Phillips Van Heusen on the move
April 29, 2008
Today we took an initial position in PVH at $39.30 with the aim of investing more should the stock lower in the near term. The company owns Calvin Klein, IZOD, Arrow Van Heusen and Bass and licensed in 18 other brands including Timberland, Kenneth Cole.

Turns out PVH is similar to Ralph Lauren in that the company makes money through licensing its globally well-known brand. The Calvin Klein brand is number 2 in the US behind Polo and is the number 1 in China. Keeping the brand legitimate, Creative Director Francisco Costa has earned respect among the world’s high-fashion circles after taking over directly from Mr. Klein in 2003 (prior to CK Costa worked at Gucci and Tom Ford).
The Calvin Klein brand is also well-positioned among the price-point spectrum: they have a high-end luxury segment (which loses money, but keeps prestige); a mid-tier segment that markets to younger hipper crowd (this drives the business Asia and Europe) ; and the last tier is the CK ‘white’ label that specializes in t-shirts, underwear, socks, etc. (the basics).
PVH’s licensing model currently accounts for a small portion of sales (12%), but a large portion of operating profit (52%). PVH receives a royalty of ~10% on net sales from licensees while controlling the creative on design and advertising. Management’s aim is to grow the licensing business by 9%/year. PVH is also the biggest private label player in US department stores for both dress shirts and neck-ties.
Today, CEO Emanuel Chirico claimed the Calvin Klein unit of apparel manufacturer Phillips-Van Heusen Corp could grow to $7 billion in global retail sales by 2010. In 2007, PVH posted total revenue of $2.43 billion.
Valuation
I calculate margin of safety to be around 35%. The company is now trading at 12x trailing earnings compared to 18X for the industry and its own long-term average of 19x. Management believes it will achieve 9% organic growth. I think the recent stock price drop was due to the market underestimating the expected international CK trends. PVH is trading at good value (not as cheap as it was two weeks ago) and offers exposure to China/India consumer growth.
BCE M&A Arbitrage
April 28, 2008

We added to this position today. We think the biggest risk to the deal remains that the U.S. and European banks involved will try to pull out the financing as they have done in the Clear Channel deal. However none of the banks involved have hinted at backing out and OTTP and TD Bank have been consistent in their claims that they believe the deal will go through.

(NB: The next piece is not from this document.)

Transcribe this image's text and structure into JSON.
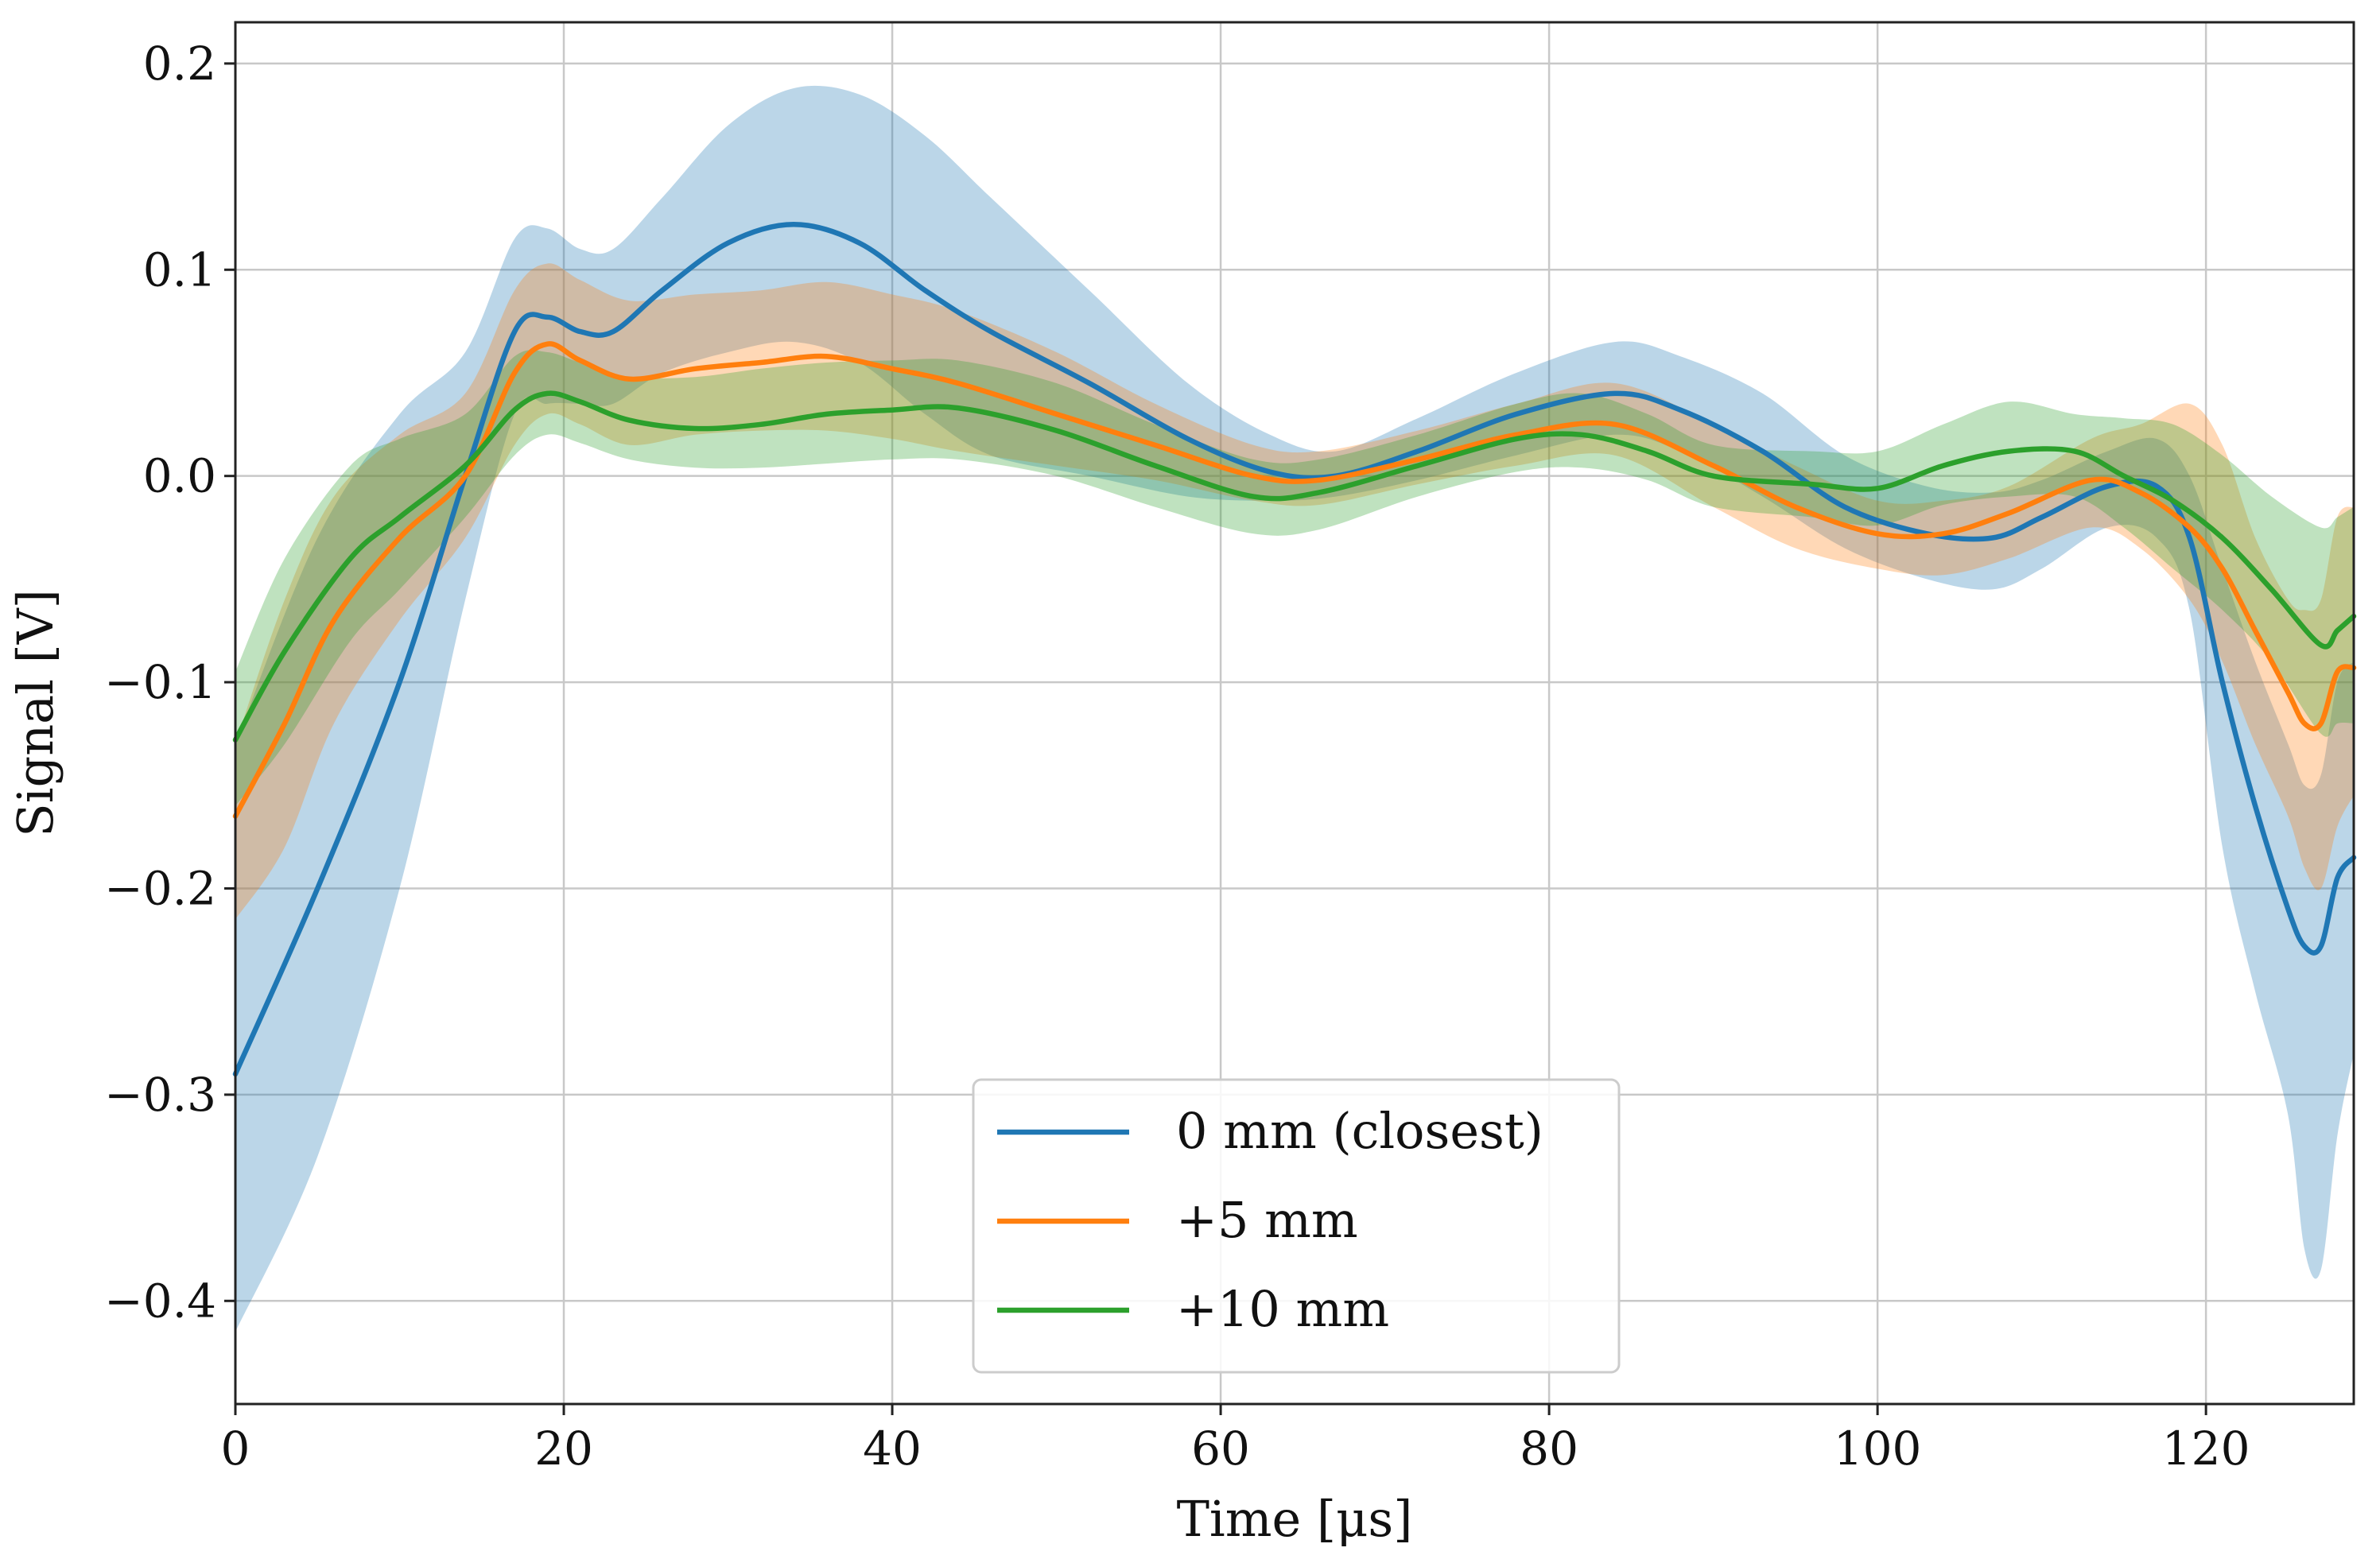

We think that American M&A arbitrageurs are the ones keeping the spread wide as American investors were the most spooked by the recent credit crunch. Since the crunch began last summer there has been a tendency to lump all leverage-affected deals together. Remember, BCE is a much different company than Clear Channel in regards to cash flow generation and capex requirements. We view BCE’s balance sheet as strong, with more than C$2 billion in debt reduction and minimal funding requirements. Even with a spike in capital spending at Bell Canada operations to support wireless and wireline broadband access, BCE has had sufficient cash to support its dividend. Pre-takeover, BCE planned to pay out 70% to 75% of its earnings in the form of dividends, including spending on building out its broadband network. This strong financial position, along with private equity’s proposed productivity improvements, should provide enough support for the financing close.
Risks:
1) Approval by the CRTC is dependent on greater Canadian content on the BCE board post-LBO, although Industry Minister Jim Prentice has already given conditional approval to the deal. We don’t think this is significant enough to sink the deal.
2) The bondholders’ appeal starts today in the Appeals Court. Again, the Quebec Superior Court already threw out the bondholders’ case against the deal in March and most people believe Appeals will do the same. There is still a chance they can take there case to the Supreme Court if they lose.